In collaboration with the Center for Information and Language Processing (CIS) of Ludwig Maximilian University of Munich (LMU) and ASELSAN Research Center, Koc Lab and Icon Lab of UMRAM have published the paper entitled “Learning Interpretable Word Embeddings via Bidirectional Alignment of Dimensions with Semantic Concepts” in Information Processing & Management.

The paper proposes the bidirectional imparting (BiImp) method which aligns both positive and negative dimensions of word embeddings with concepts in order to obtain interpretable word embeddings. Bidirectional nature of the BiImp increases the interpretability capacity of word embeddings by aligning more concepts with embedding dimensions.

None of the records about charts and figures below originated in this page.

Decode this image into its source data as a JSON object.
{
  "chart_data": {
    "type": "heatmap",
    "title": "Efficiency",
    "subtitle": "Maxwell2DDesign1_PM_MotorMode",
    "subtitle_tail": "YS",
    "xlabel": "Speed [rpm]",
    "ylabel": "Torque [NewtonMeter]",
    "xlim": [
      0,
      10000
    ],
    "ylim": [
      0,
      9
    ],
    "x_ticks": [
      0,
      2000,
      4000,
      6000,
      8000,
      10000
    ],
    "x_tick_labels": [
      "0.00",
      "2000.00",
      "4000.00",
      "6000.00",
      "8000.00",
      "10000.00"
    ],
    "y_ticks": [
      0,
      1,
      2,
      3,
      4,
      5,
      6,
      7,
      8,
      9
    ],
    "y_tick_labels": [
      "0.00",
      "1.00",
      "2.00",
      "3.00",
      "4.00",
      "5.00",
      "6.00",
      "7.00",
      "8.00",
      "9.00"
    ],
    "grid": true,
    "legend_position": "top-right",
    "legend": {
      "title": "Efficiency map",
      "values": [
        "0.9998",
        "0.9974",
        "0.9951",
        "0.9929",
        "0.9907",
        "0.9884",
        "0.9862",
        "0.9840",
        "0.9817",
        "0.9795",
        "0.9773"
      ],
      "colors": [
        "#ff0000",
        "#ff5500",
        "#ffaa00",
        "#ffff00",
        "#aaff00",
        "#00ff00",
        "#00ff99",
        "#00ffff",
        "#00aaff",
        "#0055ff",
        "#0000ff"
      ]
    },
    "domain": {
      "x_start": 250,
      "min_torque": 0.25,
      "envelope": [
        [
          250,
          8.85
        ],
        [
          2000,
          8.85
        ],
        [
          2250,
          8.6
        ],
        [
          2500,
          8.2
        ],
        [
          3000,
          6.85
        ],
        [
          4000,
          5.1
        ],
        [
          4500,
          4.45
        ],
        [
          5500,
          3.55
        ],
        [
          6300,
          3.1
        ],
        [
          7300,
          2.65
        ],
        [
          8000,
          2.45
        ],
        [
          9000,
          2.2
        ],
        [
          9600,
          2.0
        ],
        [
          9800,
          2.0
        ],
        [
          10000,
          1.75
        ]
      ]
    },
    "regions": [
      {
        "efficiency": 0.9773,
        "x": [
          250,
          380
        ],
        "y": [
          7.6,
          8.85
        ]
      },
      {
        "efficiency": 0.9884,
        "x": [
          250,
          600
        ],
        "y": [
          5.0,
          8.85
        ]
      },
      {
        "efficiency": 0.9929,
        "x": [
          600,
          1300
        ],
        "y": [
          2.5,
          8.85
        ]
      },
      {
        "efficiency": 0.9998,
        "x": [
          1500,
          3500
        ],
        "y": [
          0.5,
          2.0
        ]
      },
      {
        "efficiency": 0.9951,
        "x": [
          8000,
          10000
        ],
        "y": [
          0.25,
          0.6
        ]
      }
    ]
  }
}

Aligning concepts with both positive and negative dimensions of the word embeddings comes with several opportunities to increase the quality of word embeddings. For example, in interpretable embedding models, it is easier to remove redundant or relevant dimensions,  resulting  in  reduced  computation and memory requirements. Additionally, biased information (e.g, gender, race etc.) can be gathered under a specific dimension. By the removal of that dimension, unbiased word embeddings can be obtained. The paper demonstrates this notion in the scope of gender bias. On the other hand, BiImp does not cause any performance degradations in semantic tasks and it has flexibility to be adapted to distinctive learning scenarios.

The paper can be accessed here.

Abstract:

We propose bidirectional imparting or BiImp, a generalized method for aligning embedding dimensions with concepts during the embedding learning phase. While preserving the semantic structure of the embedding space, makes dimensions interpretable, which has a critical role in deciphering the black-box behavior of word embeddings. BiImp separately utilizes both directions of a vector space dimension: each direction can be assigned to a different concept. This increases the number of concepts that can be represented in the embedding space. Our experimental results demonstrate the interpretability of BiImp embeddings without making compromises on the semantic task performance. We also use BiImp to reduce gender bias in word embeddings by encoding gender-opposite concepts (e.g., male-female) in a single embedding dimension. These results highlight the potential of BiImp in reducing biases and stereotypes present in word embeddings. Furthermore, task or domain-specific interpretable word embeddings can be obtained by adjusting the corresponding word groups in embedding dimensions according to task or domain. As a result, BiImp offers wide liberty in studying word embeddings without any further effort.